PCMark04: CPU & Memory
For our next round of synthetic benchmarks, we ran the CPU and Memory performance modules built into Futuremark's PCMark04. For those interested in more than just the graphs, we've got a couple of quotes directly from Futuremark that explain exactly what these tests do, and how they work.
"The CPU test suite is a collection of tests that are run to isolate the performance of the CPU. There are nine tests in all. Two pairs of tests are run multithreaded - each test in the pair is run in its own thread. The remaining five tests are run single threaded. These tests include such functions as file encryption, decryption, compression and decompression, grammar check, audio conversion, WMV and DivX video compression."

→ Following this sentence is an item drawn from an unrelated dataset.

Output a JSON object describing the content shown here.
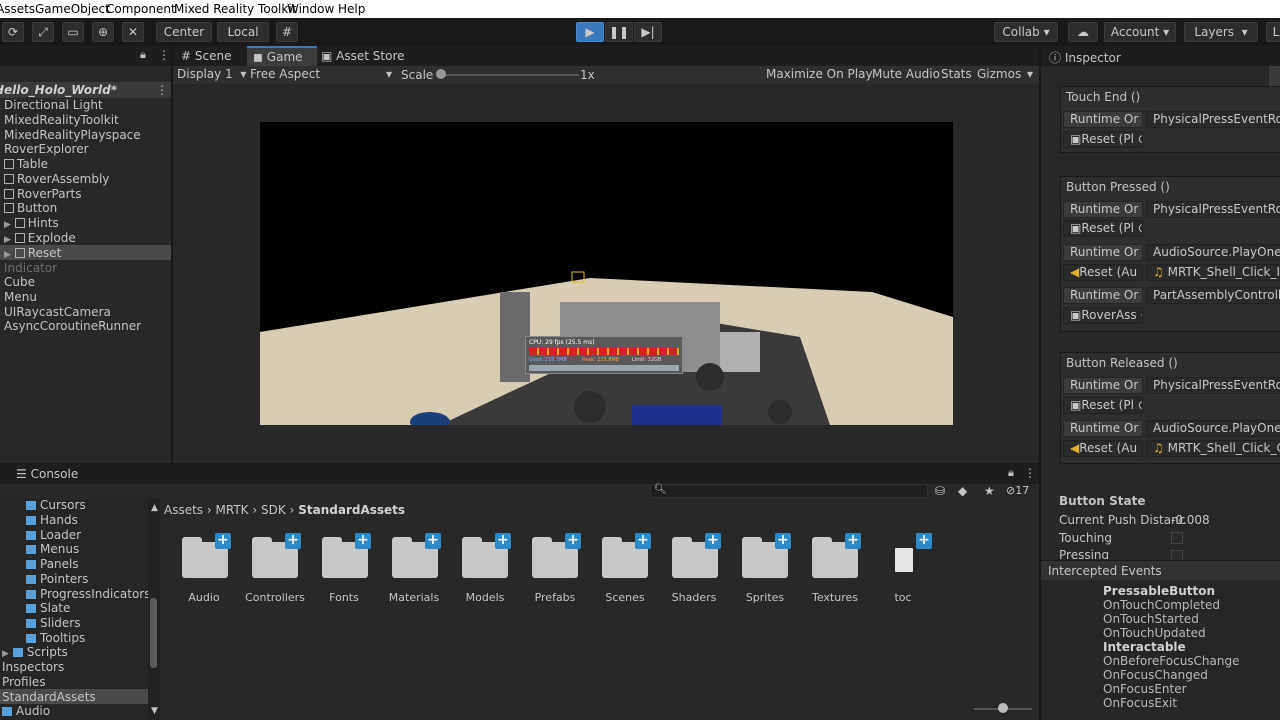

From this point forward, we'll be comparing the performance of Shuttle SN25P XPC to a trio of full-sized systems, all powered by various versions of the nForce 4 chipset. Two of the reference systems were equipped with the exact same CPU and supporting hardware, and the other was powered by a 3.73GHz P4 EE and 1GHz of DDR2-667 RAM.
As you can see, PCMark's CPU performance module had the Pentium 4 / nForce 4 SLI Intel Edition rig solidly in the lead, followed by the three A64 powered systems. The SN25P actually took the top spot, but all of the Athlon based systems finished within a fraction of a percent of one another.

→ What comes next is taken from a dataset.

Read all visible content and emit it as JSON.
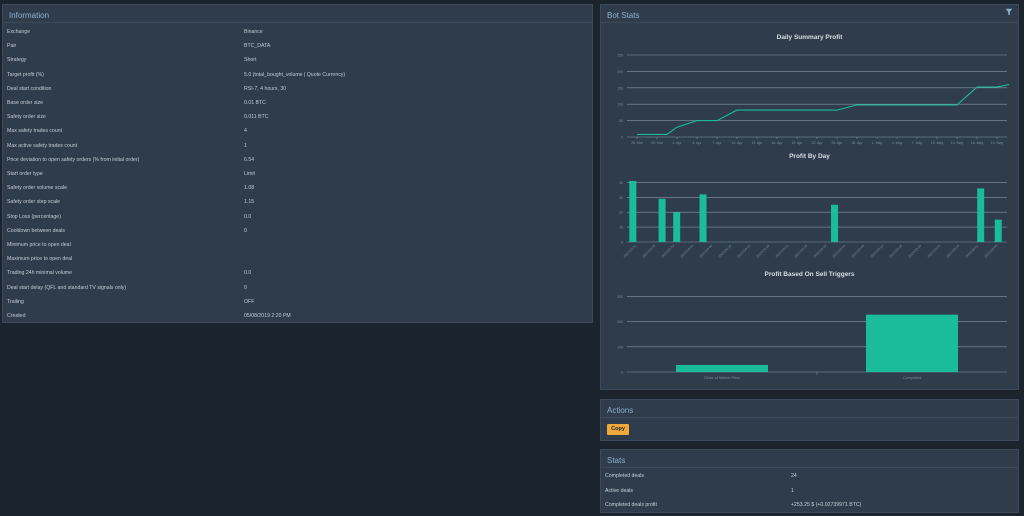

"The Memory test suite is a collection of tests that isolate the performance of the memory subsystem. The memory subsystem consists of various devices on the PC. This includes the main memory, the CPU internal cache (known as the L1 cache) and the external cache (known as the L2 cache). As it is difficult to find applications that only stress the memory, we explicitly developed a set of tests geared for this purpose. The tests are written in C++ and assembly. They include: Reading data blocks from memory, Writing data blocks to memory performing copy operations on data blocks, random access to data items and latency testing."
PCMark's memory performance module also had the Pentium 4 finishing well ahead of the other systems, but this time the succession of Athlons was reversed. In this test, the SN25P XPC came in just behind the other AMD based nForce 4 platforms, but again the performance delta separating the three A64 powered systems was quite small.